KnowsNoTech bounded up, full of beans, her nose displaying even more broken vein networks than was usual. There may have been Serious Drinkies in her recent past: it is possible her move to Australia was the reason for Europe's "wine lake".
"This is Pete Raffaction, Eustace. You will need to show him all your network admin functions."
So it was, that I was royally shafted. Pete was "surplus due to redundancy" which meant that his old area had no use for him. The arrangements also meant I couldn't appeal him getting slotted into the job I'd been holding since I damned well built it, despite the fact he was obviously as suitable for it as a Vespa scooter would be for the Superbike Series.
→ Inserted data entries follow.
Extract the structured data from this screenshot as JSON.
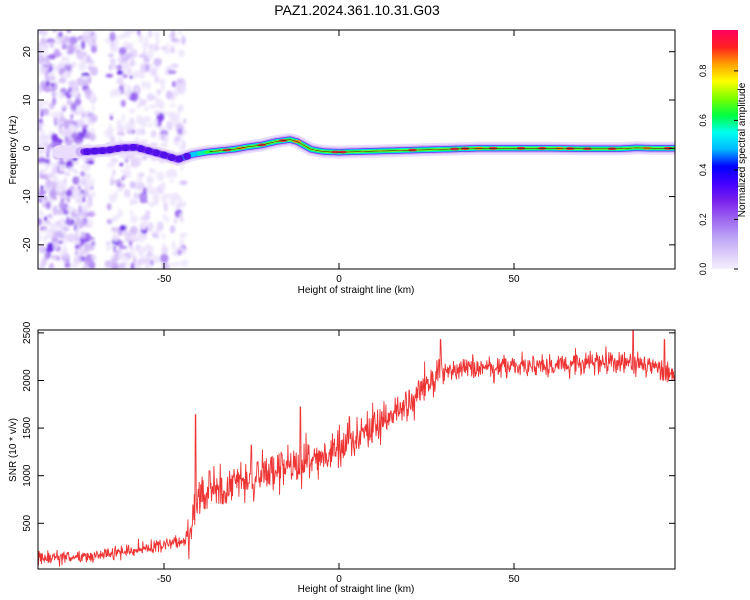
{
  "title": "PAZ1.2024.361.10.31.G03",
  "chart_data": [
    {
      "type": "heatmap",
      "xlabel": "Height of straight line (km)",
      "ylabel": "Frequency (Hz)",
      "xlim": [
        -86,
        96
      ],
      "ylim": [
        -25,
        24.5
      ],
      "xticks": [
        -50,
        0,
        50
      ],
      "yticks": [
        -20,
        -10,
        0,
        10,
        20
      ],
      "xtick_labels": [
        "-50",
        "0",
        "50"
      ],
      "ytick_labels": [
        "-20",
        "-10",
        "0",
        "10",
        "20"
      ],
      "ridge": {
        "x": [
          -72,
          -66,
          -62,
          -58,
          -54,
          -50,
          -46,
          -42,
          -38,
          -34,
          -30,
          -26,
          -22,
          -18,
          -14,
          -12,
          -10,
          -8,
          -6,
          -4,
          0,
          10,
          20,
          30,
          40,
          50,
          60,
          70,
          80,
          85,
          90,
          96
        ],
        "freq": [
          -0.7,
          -0.4,
          0.1,
          0.2,
          -0.6,
          -1.4,
          -2.3,
          -1.3,
          -0.8,
          -0.5,
          -0.2,
          0.3,
          0.7,
          1.4,
          1.8,
          1.4,
          0.6,
          -0.2,
          -0.5,
          -0.7,
          -0.8,
          -0.6,
          -0.4,
          -0.2,
          0.0,
          0.0,
          0.0,
          -0.1,
          -0.1,
          0.1,
          0.0,
          0.0
        ]
      },
      "colorbar": {
        "label": "Normalized spectral amplitude",
        "range": [
          0,
          1
        ],
        "ticks": [
          0.0,
          0.2,
          0.4,
          0.6,
          0.8
        ],
        "tick_labels": [
          "0.0",
          "0.2",
          "0.4",
          "0.6",
          "0.8"
        ],
        "colormap": [
          "#f5f0ff",
          "#d8c8f8",
          "#b89cf4",
          "#9b60f0",
          "#7a20ec",
          "#4400ff",
          "#0000ff",
          "#00b8ff",
          "#00ffee",
          "#00ff40",
          "#7cff00",
          "#ffff00",
          "#ffa000",
          "#ff2020",
          "#ff0060"
        ]
      }
    },
    {
      "type": "line",
      "xlabel": "Height of straight line (km)",
      "ylabel": "SNR (10 * v/v)",
      "xlim": [
        -86,
        96
      ],
      "ylim": [
        20,
        2530
      ],
      "xticks": [
        -50,
        0,
        50
      ],
      "yticks": [
        500,
        1000,
        1500,
        2000,
        2500
      ],
      "xtick_labels": [
        "-50",
        "0",
        "50"
      ],
      "ytick_labels": [
        "500",
        "1000",
        "1500",
        "2000",
        "2500"
      ],
      "series_color": "#ee3333",
      "trend": {
        "x": [
          -86,
          -70,
          -60,
          -50,
          -45,
          -43,
          -40,
          -35,
          -30,
          -25,
          -20,
          -15,
          -10,
          -5,
          0,
          5,
          10,
          15,
          20,
          25,
          30,
          35,
          40,
          50,
          60,
          70,
          80,
          90,
          96
        ],
        "y": [
          130,
          150,
          210,
          270,
          310,
          350,
          760,
          850,
          900,
          990,
          1030,
          1080,
          1120,
          1180,
          1280,
          1420,
          1530,
          1660,
          1790,
          1940,
          2080,
          2110,
          2130,
          2150,
          2150,
          2170,
          2200,
          2150,
          2050
        ]
      },
      "spikes": [
        {
          "x": -41,
          "y": 1640
        },
        {
          "x": -11,
          "y": 1720
        },
        {
          "x": 29,
          "y": 2430
        },
        {
          "x": 84,
          "y": 2550
        },
        {
          "x": 93,
          "y": 2430
        },
        {
          "x": -37,
          "y": 1050
        },
        {
          "x": -25,
          "y": 1320
        },
        {
          "x": 3,
          "y": 1620
        }
      ]
    }
  ]
}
"Pete, 'e 'ad, you know, nowheres to go, and you, you are young. You will find anuzzer, you know, position."
(Thinks... I'm over forty, you backstabbing ignoramus, and you've jolly well slotted me. I'm going to need to build something else and hope nobody steals that!)
As a sop, or possibly because they'd be severely embarrassed if I up and quit, I was given Temporary Higher Duties at the same level, to "mentor" Pete and carry on with my project.
In effect, this meant I did all the same work, while trying to keep Pete from doing any damage.
I was annoyed, and depressed to the point where I did think about chucking the whole show in and finding a nice buddhist monastery (which would mean one other than the local one, whose buddha appeared to dislike round-eyed people).
Catharsis was called for. I had a chat with a few of the staff in my area.
Thus came, one afternoon at close of work, The Great Extinction Sale. I wanted my screwing-over to be a thing not readily forgotten.
I designed, and copied at GovCo expense, a few dozen catalogues. Two very eloquent Learned Chums were my auctioneers, and we went through the whole collection, from the "crude roaring maybe-a-stegosaurus, belly stamped 'CHINA IN MADE'" through to my genuine ammonite and trilobite.
With the assistance of some of the mail room droids, I got the catalogues posted in strategic spots through the couple of buildings our department occupied.
Beer was sold, uproarious conduct was done (I don't know where the inflatable sheep came from, nor why it was so obviously equipped for nights of passion, but we sold it as well) and hundreds of dollars were raised.
I gave the lot to a charity for homeless people, and got back to keeping my dinosaurs on the inside, where nobody can do harm.
****
Six weeks later, I arrived to find half the PCs on the network flashing a boot message which had been embedded in a virus.
Pete was at his desk, busily erasing diskettes for some reason. It seems he had been ingratiating himself to the users with shareware of dodgy origin, and had probably vectored the outbreak into my network.
Yes, mine. He spent a year using up all kinds of leave, then pulled the plug. I had all my old work to do, and still no permanent hold on the job.
A bloke could get extincted like that.